We’ve had questions recently about whether we’re a preferred provider for this fund or that fund.
Dr. Draper is a Dentist recognised by all health funds and claims for reimbursement can be made for treatments covered by the individual’s policy.
We have HICAPS facilities which allow for instant electronic claims processing for most dental services with participating funds (details here). For some participating funds, we are able to provide an estimate of rebate that may be paid, but increasingly, funds are preferring members to contact them directly for this service.
With his training and experience, the value Dr. Draper brings is based on providing the right diagnosis, and delivering the right treatment to the best standard in a hygienic, well equipped, caring and comfortable setting using the most effective techniques and supported by professional staff.
Who are you a preferred provider for?
- Currently, we’re a partner with HCF in their “More for Teeth” program.
- We are a recognised provider for the Department of Veterans Affairs.
- We are recognised for the Medicare Child Dental Scheme.
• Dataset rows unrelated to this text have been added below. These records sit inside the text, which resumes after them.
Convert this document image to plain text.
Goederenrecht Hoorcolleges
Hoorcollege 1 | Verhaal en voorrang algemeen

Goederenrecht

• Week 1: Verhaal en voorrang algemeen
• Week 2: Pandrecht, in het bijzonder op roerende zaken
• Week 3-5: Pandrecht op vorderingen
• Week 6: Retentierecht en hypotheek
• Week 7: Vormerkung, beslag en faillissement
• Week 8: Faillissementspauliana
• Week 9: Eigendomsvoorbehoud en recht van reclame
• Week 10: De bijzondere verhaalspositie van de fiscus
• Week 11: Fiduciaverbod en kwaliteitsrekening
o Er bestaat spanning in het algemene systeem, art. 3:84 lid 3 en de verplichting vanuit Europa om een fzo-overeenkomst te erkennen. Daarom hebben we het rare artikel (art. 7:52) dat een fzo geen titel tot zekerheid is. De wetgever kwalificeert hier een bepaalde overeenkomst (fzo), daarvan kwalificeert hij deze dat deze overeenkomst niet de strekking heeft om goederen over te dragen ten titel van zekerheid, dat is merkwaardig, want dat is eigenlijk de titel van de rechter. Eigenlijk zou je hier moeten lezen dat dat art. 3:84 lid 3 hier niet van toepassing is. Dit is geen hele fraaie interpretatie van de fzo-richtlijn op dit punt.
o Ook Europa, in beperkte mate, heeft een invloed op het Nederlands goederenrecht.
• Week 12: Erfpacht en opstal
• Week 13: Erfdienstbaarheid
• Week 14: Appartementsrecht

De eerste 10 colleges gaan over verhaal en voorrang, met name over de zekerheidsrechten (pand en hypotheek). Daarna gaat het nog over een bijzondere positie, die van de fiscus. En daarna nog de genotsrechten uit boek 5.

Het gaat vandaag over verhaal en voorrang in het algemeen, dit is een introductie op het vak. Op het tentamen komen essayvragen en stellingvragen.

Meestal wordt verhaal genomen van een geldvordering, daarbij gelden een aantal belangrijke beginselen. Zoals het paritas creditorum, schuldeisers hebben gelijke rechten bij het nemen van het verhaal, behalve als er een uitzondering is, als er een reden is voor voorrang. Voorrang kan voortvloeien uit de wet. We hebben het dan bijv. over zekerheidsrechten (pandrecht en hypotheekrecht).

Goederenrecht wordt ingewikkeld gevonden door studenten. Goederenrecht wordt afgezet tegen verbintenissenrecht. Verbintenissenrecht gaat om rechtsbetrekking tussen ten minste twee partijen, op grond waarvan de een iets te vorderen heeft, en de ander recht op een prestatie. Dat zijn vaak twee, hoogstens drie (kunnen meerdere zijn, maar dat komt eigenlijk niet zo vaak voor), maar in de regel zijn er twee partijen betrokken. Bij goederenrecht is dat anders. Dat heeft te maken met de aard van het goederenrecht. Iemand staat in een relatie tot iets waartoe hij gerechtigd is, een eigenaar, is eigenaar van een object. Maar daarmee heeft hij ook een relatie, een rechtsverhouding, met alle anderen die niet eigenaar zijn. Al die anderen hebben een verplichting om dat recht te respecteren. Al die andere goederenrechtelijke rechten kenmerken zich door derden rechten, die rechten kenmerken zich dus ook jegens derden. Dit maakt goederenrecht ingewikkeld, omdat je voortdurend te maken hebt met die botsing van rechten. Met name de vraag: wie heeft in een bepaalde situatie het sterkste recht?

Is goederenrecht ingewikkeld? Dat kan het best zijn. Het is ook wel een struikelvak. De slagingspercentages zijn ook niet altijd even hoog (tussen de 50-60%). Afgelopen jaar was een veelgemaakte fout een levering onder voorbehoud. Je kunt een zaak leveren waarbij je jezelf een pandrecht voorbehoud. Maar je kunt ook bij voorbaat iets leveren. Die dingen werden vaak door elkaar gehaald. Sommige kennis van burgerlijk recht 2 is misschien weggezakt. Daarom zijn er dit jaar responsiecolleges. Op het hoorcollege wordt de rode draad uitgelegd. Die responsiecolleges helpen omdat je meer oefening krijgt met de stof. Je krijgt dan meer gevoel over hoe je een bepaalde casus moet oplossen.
We bulk bill for entitled children with no out of pocket costs depending on eligibility and program rules.
- We are on waiting lists to join other schemes (Bupa, Medibank Private, TUH), but do not know when or if we will be admitted. It could take years and our entry will depend on other providers exiting the networks.
Who are the Health Insurers?
Many health funds are commercial for-profit companies, while others may be mutual societies, and others are not-for profit. Each of these insurers set their own business rules about how much they charge in premiums, how and what they offer as “extras” cover, and importantly how much they reimburse members.
What is a Preferred Provider?
A preferred provider for each of the health funds has agreed to a commercial arrangement with the insurer in relation to pricing. There is no “standard” master price list that all health funds abide by. Each provider must enter into a separate agreement with a particular health insurer. Preferred providers don’t have special qualifications or higher standards. Rather, the insurer believes that the fund will not outlay as much in treatment costs, and the provider believes that it will bring more traffic to their business as a result of the agreement.
It is important to note that health insurance premium increases have been greater than inflation for a number of years. Dental prices have risen less than this. This has created an increasing gap to be carried by the patients and dentists while insurers continue to see great profit results.
What will my out of pocket cost be?
This is a difficult question to answer accurately. We can estimate. Each person’s unique insurance policy is the most important consideration. We are able to estimate for many funds (the funds listed here). If your health fund isn’t listed here, then the best our practice can do is provide you an itemised estimate of our invoice price, but you will need to speak with your fund about the rebate. We are advised that we cannot do this for you.
There is the possibility that at the time the transaction is processed, other entitlement considerations in relation to your policy may vary the amount paid. Our invoice price will be the amount charged to you and is not related to the rebate paid.
Do you offer “no gap” treatments?
For many funds, it is impossible to know what your rebate will be for a given fee. We also don’t know what your particular health fund considers the service to be worth. (I’ve asked, they will not provide this). This amount varies between funds. Some funds will pay a percentage of an amount they view to be fair, others pay up to a ceiling, and other approaches are also used. To give you an indication of the absurdity of the situation, Medicare Child Dental, DVA will pay much more (an amount much closer to the average fee found by the Australian Dental Association) than some funds will pay for the most basic services.
That’s why we talk about an “invoice” price in our discussions with you. That is what we have determined is a reasonable price for the service. You have our promise that our fees are set at a fair level and are continually reviewed.
I recommend caution with any provider offering a blanket “no-gaps” policy.
What to do?
If you’re not happy that we’re outside of your preferred provider scheme, please ask your health fund to get in touch with us and also let us know. We’re keen to consider any arrangement that allows people to get the care they need.
If you’ve not been happy with your service from another practice which is within a preferred provider network, then you need to make a complaint to your fund about it or they will remain and operators like myself won’t have an opportunity to enter.
We think you’ll find the service we provides really justifies the modest fees we charge and that you should have the right to choose your provider. If you agree too, then please consider changing your health insurer to one which is a better fit for your needs.